‘Whiplash Smile’: Billy Idol’s Confident Third Album
On top of his game, Idol embraced fame with a record worthy of a bona fide 80s megastar.
By anyone’s standards, Billy Idol’s solo rise to fame was highly impressive. Leaving the U.K. after his initial punk outfit, Generation X, split in the early 80s, he arrived in New York with a cult following – yet within three years, he was an MTV poster boy with a multi-platinum second album, Rebel Yell, making him a bona fide superstar. Indeed, by the time his third solo set, Whiplash Smile, was released in October 1986, Idol was doing battle with the biggest names in rock and pop.
With that in mind, it’s no surprise that Idol sometimes doubled down on what he did best on the confident Whiplash Smile. The album burst into life with guitarist Steve Stevens’ suitably muscular riffing on the opening “World’s Forgotten Boy,” and its clutch of flashy, hi-octane anthems (“Don’t Need A Gun,” “Soul Standing By,” and “Fatal Charm”) played to Idol’s strengths, with their punk and hard rock credentials given a mainstream sheen and embellished with dancefloor-friendly beats by producer Keith Forsey.
Listen to Billy Idol’s Whiplash Smile now.
To his credit, though, Idol was also brave enough to tear up the formula and reveal his slightly softer side on several of Whiplash Smile’s best tracks. For example, he excelled on the glorious “Sweet Sixteen,” a haunting, Del Shannon-esque ballad featuring a lyric which – for him – was entirely personal.
“With ‘Sweet Sixteen,’ I’d broken up with [my girlfriend] Perri Lister, with whom I was very much in love,” Idol recalled in a 2024 interview with The Guardian. “So I was really singing a song about her. I used the [true] story of this chap from Latvia called Edward Leedskalnin, who had been jilted by his sweetheart at the altar.”
“He came to America,” he added, “and built a homestead and then started to build this big place called the Coral Castle [in Florida], made of huge slabs of granite. And when he took people around it, they’d say ‘why did you build this place?’ and he would say it was for his sweet sixteen.”

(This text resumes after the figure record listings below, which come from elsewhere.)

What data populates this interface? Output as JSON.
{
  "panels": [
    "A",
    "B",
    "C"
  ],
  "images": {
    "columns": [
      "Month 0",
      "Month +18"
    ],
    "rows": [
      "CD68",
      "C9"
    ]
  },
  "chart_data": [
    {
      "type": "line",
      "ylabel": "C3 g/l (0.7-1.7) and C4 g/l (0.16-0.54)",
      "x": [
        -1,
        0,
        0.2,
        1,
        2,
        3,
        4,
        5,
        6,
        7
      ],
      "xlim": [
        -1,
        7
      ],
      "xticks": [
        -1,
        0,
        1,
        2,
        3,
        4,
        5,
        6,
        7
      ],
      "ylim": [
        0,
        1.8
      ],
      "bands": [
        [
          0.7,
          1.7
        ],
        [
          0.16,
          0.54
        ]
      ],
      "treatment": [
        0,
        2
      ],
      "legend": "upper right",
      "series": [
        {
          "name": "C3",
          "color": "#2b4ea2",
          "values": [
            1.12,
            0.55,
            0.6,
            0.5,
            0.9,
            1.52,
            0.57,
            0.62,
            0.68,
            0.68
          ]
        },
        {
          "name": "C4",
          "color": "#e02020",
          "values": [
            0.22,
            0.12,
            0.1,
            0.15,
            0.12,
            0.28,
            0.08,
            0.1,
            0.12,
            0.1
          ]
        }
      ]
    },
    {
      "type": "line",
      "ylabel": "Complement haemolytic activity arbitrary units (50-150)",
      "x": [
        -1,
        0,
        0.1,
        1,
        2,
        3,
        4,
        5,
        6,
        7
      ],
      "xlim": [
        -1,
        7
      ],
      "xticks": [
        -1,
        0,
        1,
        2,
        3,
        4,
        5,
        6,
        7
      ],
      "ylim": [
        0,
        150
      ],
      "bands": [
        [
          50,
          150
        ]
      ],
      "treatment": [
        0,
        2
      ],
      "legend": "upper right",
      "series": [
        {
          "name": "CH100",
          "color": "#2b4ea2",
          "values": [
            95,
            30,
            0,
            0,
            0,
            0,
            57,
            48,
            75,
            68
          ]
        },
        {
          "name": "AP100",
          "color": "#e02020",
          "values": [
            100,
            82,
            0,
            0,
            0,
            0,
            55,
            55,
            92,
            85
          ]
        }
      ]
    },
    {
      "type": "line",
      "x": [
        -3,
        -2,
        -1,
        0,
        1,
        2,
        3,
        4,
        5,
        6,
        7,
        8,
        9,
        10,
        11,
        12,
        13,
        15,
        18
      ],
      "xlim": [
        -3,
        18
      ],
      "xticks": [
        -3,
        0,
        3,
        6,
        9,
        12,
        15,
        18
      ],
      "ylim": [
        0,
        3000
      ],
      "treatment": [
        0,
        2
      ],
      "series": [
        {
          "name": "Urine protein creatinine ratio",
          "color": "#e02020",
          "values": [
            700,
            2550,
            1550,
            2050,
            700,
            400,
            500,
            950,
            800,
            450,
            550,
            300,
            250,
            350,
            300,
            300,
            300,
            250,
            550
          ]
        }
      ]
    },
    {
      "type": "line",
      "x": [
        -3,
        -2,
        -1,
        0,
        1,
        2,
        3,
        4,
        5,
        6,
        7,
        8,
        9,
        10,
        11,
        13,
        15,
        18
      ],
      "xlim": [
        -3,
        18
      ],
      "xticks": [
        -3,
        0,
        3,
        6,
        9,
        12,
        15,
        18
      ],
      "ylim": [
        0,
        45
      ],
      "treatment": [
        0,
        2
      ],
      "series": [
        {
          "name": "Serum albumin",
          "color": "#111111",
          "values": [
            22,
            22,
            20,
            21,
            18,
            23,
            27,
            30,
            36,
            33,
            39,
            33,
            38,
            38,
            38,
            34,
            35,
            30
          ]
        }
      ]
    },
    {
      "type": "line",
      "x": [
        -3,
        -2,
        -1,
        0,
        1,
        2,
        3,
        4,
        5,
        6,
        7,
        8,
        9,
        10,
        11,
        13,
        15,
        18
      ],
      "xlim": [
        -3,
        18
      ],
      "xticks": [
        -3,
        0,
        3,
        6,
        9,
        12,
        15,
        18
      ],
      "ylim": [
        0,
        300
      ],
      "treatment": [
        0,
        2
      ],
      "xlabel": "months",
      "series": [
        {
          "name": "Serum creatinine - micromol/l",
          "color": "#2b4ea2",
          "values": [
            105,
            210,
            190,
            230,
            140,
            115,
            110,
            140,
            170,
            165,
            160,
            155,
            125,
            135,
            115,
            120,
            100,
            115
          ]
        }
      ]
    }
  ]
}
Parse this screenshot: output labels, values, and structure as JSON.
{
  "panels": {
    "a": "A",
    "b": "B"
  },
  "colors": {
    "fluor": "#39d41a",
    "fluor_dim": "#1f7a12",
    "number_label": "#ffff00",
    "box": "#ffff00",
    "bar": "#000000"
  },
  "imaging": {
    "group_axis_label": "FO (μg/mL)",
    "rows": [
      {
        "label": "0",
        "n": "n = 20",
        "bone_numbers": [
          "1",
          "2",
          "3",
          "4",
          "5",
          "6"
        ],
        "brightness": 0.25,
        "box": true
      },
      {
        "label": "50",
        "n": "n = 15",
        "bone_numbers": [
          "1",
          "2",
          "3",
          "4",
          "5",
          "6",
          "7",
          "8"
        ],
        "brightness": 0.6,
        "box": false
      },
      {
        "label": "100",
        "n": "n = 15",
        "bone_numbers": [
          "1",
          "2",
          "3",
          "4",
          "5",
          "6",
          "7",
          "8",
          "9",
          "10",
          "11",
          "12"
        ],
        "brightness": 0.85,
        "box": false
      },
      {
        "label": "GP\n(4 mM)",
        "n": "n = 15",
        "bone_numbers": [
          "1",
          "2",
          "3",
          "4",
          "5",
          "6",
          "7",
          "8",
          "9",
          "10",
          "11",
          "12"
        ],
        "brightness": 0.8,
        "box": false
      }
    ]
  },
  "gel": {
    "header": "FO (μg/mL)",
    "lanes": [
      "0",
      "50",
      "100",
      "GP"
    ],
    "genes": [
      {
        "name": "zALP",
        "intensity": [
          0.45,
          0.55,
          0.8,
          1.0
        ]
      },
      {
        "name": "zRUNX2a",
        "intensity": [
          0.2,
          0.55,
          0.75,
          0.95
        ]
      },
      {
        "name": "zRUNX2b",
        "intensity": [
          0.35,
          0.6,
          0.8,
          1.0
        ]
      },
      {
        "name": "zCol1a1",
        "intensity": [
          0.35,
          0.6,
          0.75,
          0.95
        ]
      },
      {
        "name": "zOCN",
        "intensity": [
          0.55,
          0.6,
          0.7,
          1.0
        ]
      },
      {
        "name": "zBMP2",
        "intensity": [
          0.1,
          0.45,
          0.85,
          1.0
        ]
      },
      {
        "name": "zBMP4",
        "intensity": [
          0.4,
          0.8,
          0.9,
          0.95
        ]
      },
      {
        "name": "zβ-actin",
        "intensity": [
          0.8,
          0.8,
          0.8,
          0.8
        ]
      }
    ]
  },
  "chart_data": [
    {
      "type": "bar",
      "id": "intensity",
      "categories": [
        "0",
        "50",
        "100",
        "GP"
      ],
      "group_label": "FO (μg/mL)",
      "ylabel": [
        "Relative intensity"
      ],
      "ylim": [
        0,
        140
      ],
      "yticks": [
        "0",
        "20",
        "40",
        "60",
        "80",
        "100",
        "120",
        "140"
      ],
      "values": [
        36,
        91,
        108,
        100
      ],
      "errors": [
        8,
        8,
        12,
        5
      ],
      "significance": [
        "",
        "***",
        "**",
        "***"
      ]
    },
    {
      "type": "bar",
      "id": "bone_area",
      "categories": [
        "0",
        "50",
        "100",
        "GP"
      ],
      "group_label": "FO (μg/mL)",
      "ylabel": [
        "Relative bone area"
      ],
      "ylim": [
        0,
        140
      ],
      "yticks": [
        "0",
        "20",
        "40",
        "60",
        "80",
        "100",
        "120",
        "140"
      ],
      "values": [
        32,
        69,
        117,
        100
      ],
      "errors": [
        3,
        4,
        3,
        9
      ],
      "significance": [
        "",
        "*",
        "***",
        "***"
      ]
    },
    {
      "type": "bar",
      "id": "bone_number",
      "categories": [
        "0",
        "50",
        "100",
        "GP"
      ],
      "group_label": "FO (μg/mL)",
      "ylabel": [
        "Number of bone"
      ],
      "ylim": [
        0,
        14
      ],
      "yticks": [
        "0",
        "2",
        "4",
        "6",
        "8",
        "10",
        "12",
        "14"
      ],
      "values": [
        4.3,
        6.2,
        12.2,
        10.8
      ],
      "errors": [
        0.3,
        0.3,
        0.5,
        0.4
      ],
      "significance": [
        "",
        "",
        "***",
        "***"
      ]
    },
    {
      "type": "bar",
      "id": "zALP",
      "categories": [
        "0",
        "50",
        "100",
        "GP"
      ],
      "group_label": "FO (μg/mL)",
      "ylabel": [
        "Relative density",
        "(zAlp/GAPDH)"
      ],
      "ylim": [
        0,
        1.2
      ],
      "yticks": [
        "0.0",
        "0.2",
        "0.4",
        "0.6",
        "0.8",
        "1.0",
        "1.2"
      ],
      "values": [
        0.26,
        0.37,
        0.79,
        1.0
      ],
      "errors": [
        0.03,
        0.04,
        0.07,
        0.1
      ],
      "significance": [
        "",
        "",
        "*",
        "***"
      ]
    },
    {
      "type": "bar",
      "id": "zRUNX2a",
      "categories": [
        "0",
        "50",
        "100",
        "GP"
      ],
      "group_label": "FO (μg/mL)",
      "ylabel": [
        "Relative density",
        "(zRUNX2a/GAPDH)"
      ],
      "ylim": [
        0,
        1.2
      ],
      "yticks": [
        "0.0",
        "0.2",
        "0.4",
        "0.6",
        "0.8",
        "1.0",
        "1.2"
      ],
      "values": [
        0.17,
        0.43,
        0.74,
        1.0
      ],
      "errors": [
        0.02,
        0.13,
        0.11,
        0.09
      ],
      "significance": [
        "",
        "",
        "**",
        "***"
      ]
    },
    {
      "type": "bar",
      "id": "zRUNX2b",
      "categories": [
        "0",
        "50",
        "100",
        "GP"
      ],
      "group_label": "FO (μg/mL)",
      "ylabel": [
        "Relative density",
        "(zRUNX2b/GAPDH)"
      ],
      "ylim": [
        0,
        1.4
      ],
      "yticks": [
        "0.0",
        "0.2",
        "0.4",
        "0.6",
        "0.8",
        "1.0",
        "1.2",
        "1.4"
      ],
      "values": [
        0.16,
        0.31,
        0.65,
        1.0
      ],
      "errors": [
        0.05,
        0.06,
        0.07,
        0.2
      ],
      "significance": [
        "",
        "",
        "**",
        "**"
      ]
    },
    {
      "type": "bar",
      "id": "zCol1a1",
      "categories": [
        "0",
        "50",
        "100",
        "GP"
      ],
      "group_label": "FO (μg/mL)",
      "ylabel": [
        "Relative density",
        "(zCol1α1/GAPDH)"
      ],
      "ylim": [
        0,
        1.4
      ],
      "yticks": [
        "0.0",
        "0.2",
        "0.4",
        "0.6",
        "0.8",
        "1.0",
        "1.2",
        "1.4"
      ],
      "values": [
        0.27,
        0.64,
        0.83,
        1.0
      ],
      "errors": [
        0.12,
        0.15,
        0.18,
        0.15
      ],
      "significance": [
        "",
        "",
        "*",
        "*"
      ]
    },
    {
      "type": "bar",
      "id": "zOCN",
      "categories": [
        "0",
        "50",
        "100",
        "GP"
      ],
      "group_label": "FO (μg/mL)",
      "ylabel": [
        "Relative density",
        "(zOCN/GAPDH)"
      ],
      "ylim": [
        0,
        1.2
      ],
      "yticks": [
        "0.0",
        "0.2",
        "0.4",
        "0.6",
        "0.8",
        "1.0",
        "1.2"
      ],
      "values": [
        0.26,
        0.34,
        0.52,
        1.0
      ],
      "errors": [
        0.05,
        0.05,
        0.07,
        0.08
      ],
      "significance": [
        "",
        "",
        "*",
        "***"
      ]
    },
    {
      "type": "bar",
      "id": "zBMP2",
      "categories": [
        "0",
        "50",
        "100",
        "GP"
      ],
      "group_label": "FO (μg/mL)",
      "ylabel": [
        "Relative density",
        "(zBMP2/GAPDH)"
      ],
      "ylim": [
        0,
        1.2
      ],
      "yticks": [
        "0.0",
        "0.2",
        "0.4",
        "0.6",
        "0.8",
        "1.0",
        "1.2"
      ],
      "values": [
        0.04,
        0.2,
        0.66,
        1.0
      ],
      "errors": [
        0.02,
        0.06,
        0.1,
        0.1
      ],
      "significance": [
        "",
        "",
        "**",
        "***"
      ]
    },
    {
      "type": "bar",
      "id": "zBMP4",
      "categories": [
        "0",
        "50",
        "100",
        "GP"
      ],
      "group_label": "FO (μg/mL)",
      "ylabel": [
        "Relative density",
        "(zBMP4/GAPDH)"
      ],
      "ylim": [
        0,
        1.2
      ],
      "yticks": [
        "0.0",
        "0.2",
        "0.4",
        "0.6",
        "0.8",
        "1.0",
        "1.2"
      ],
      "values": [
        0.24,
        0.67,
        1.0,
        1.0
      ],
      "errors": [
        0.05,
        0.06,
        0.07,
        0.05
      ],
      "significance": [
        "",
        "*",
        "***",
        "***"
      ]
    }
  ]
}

Idol’s heartfelt “Sweet Sixteen” went Top 20 in the U.S. and numerous European countries, while Whiplash Smile’s other big-hitting single “To Be A Lover,” rose to No. 6 in the U.S. Idol also looked beyond rock to find this tune, penned by William Bell and Booker T. Jones and originally released as a single (as “I Forgot To Be Your Lover”) on the legendary soul label Stax in 1968.The song first reached his ears via George Faith’s reggae cover from 1977, but Idol’s reworking of the song was instilled with rockabilly. The singer freely admitted he found it liberating to master singing different styles of music on Whiplash Smile.
“I was feeling so pent up inside before that I wasn’t able to show my real self,” he told the Los Angeles Times. “It has sort of taken until this record to get what I really feel…to sing love songs and stuff. Before, I was battling that side of myself as the whole punk rock thing was so anti-love. For the first time, I’ve given myself the space to be a bit more human.”
Certainly, Billy Idol’s public believed he’d gotten the balance between hard and soft correct with the confident Whiplash Smile. Indeed, thanks to the cumulative effect of “Sweet Sixteen,” “To Be A Lover,” and a third U.S. Top 40 success with “Don’t Need A Gun,” the album went No. 6 in the U.S. and eventually sold over two million copies globally. Its commercial yield kept Billy Idol ahead of the game, while expanding his palette – goals he would again pursue on his next album, 1990’s Charmed Life.